Rheology of Active Polymer-like T. Tubifex Worms

TL;DR

This study investigates the rheological behavior of living Tubifex worms as active polymers, revealing how their activity influences shear-thinning and viscosity, thus opening new avenues in active matter research.

Contribution

It introduces living worms as a novel active polymer system and explores how their activity modifies rheological properties compared to passive polymers.

Findings

Shear thinning is reduced by activity.

Characteristic shear rate relates to activity time scale.
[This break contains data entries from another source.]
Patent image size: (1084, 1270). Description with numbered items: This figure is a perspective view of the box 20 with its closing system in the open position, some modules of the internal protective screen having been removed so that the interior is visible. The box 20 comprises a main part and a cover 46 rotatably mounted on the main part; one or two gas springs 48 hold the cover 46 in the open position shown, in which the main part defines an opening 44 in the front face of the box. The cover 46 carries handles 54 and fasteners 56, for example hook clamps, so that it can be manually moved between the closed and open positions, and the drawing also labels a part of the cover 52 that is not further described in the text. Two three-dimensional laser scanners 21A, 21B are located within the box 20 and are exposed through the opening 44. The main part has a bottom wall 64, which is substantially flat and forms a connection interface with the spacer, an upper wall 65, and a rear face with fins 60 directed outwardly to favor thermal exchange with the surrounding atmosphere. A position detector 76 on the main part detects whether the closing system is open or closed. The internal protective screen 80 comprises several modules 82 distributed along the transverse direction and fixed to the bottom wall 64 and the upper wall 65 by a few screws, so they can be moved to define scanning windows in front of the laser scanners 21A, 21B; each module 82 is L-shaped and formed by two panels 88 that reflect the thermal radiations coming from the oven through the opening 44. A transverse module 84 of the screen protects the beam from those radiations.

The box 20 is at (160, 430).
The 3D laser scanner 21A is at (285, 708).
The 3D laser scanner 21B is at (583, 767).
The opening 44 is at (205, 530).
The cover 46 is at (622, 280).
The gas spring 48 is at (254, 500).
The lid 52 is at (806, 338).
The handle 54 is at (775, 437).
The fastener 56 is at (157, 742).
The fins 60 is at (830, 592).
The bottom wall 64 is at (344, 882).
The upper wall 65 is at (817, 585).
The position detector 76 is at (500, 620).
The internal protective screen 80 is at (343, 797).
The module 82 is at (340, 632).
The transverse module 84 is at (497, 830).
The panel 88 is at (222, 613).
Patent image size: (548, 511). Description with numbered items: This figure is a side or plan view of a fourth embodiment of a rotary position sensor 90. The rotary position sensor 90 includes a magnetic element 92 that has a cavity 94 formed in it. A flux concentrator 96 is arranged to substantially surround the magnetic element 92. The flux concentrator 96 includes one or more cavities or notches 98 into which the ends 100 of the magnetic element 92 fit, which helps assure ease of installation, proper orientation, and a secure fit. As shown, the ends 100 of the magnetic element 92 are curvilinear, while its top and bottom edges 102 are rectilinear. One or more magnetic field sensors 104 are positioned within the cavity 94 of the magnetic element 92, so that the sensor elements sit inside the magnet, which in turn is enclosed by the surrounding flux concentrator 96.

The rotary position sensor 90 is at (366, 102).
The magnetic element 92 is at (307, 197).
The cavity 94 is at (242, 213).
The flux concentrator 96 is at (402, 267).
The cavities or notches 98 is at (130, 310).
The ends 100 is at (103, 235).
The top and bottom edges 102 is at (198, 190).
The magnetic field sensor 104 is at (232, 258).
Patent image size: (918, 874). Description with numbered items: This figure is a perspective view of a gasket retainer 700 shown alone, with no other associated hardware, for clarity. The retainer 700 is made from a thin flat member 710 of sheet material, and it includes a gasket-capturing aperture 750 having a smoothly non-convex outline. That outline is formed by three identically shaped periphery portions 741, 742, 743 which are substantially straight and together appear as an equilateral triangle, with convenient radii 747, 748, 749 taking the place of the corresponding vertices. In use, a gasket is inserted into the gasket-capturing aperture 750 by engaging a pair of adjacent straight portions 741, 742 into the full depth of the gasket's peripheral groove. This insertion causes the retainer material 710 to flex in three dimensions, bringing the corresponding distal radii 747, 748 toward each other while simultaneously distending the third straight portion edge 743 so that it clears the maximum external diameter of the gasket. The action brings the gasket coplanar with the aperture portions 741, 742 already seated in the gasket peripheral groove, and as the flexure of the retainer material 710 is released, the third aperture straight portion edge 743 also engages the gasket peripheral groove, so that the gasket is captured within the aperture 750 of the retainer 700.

Viscosity scaling differs from regular polymers.

Abstract

Of all complex fluids, it is probably the rheology of polymers we understand best. In-depth insight into the entanglement and reptation of individual polymers allows us to predict for instance the shear-thinning rheology and the behaviour in virtually any flow situation of practical importance. The situation is markedly different when we move from passive to active polymers where the coupling of filament activity, hydrodynamic interactions, and conformations open the way to a plethora of novel structural and dynamical features. Here we experimentally study the rheology of long, slender and entangled living worms (Tubifex tubifex) and propose this system as a new type of active polymer. Its level of activity can be controlled by changing the temperature or by adding small amounts of alcohol to make the worms temporarily inactive. We find that (i) shear thinning is reduced by activity, (ii) the characteristic shear rate for the onset of shear-thinning is given by the time scale of the activity, and (iii) the low shear viscosity as a function of concentration shows a very different scaling from that of regular polymers. Our study paves the way towards a new research field of `living polymers'.